A transmission line has the following properties $$l = 30cm = 0.3 m \quad (physical \ length)$$ $$f = 14 GHz \quad (signal \ frequency)$$ $$Z_0 = 50 Ohm \quad (characteristic \ impedance)$$ $$Z_L = 25-j10 Ohm \quad (load \ impedance)$$ $$\varepsilon_r = 3$$ I need to calculate the wavelength of the signal in the medium $$\lambda = \frac{c}{f\sqrt(\varepsilon_r)} = 0.012363 m$$ Let's calculate the normalized impedance and the normalized length $$\mathfrak{z}_L = \frac{25-j10}{50} = 0.5-j0.2$$ $$\mathfrak{l} = \frac{l}{\lambda} = 24.265$$ We are interestend only in the residual length, so let's consider only the 0.265 as normalized length. Now, let's draw a dot (dark red) on the Smith Chart at the calculated normalized impedance and draw a circle (green) whose radius is given by the distance between 1+j0 and the point 0.5-j0.2. Trace a line passing across this point and 1+j0 (dark blue). The line intersects the outer circle with numbers from 0.0 to 0.49: the value is around 0.459.
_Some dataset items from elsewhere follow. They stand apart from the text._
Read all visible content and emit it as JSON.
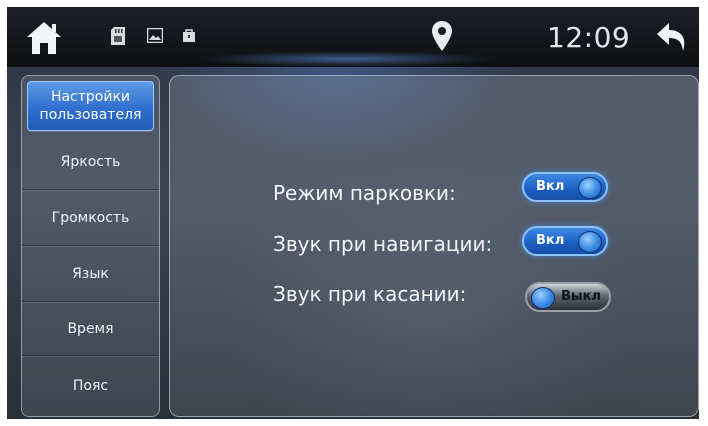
{
  "statusbar": {
    "time": "12:09",
    "icons": [
      "home-icon",
      "sd-card-icon",
      "image-icon",
      "bag-icon",
      "location-pin-icon",
      "back-arrow-icon"
    ]
  },
  "sidebar": {
    "items": [
      {
        "label": "Настройки пользователя",
        "active": true
      },
      {
        "label": "Яркость",
        "active": false
      },
      {
        "label": "Громкость",
        "active": false
      },
      {
        "label": "Язык",
        "active": false
      },
      {
        "label": "Время",
        "active": false
      },
      {
        "label": "Пояс",
        "active": false
      }
    ]
  },
  "settings": {
    "rows": [
      {
        "label": "Режим парковки:",
        "toggle": "Вкл",
        "state": "on"
      },
      {
        "label": "Звук при навигации:",
        "toggle": "Вкл",
        "state": "on"
      },
      {
        "label": "Звук при касании:",
        "toggle": "Выкл",
        "state": "off"
      }
    ]
  },
  "colors": {
    "accent": "#2f6fcf",
    "toggle_on": "#1b5dc2",
    "toggle_off": "#5e6570",
    "text": "#f2f4f7"
  }
}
Now we have to move from the load to the generator (clockwise direction, as suggested from the chart itself) of 0.459+0.265; this gives 0.724, which is higher than 0.5 so we have to subtract it, obtaining 0.224. This is the normalized length at the generator section. Let's draw a line (light blue) from this point on the outer circle and 1+j0: the intersection of this line with the (green) circle is the value of the normalized impedance at the generator (light red dot). The value is 1.92+j0.47.

The impedance at the generator section is $$Z_G = Z_0 \cdot \mathfrak{z}_G = 50 \cdot (1.92+j0.47) = 96 + j23.5 Ohm$$

We can check the result using the formula, which gives 97.17 + j24.35 Ohm. As you can see, Smith Chart method is good to quickly check the your calculations but not so precise.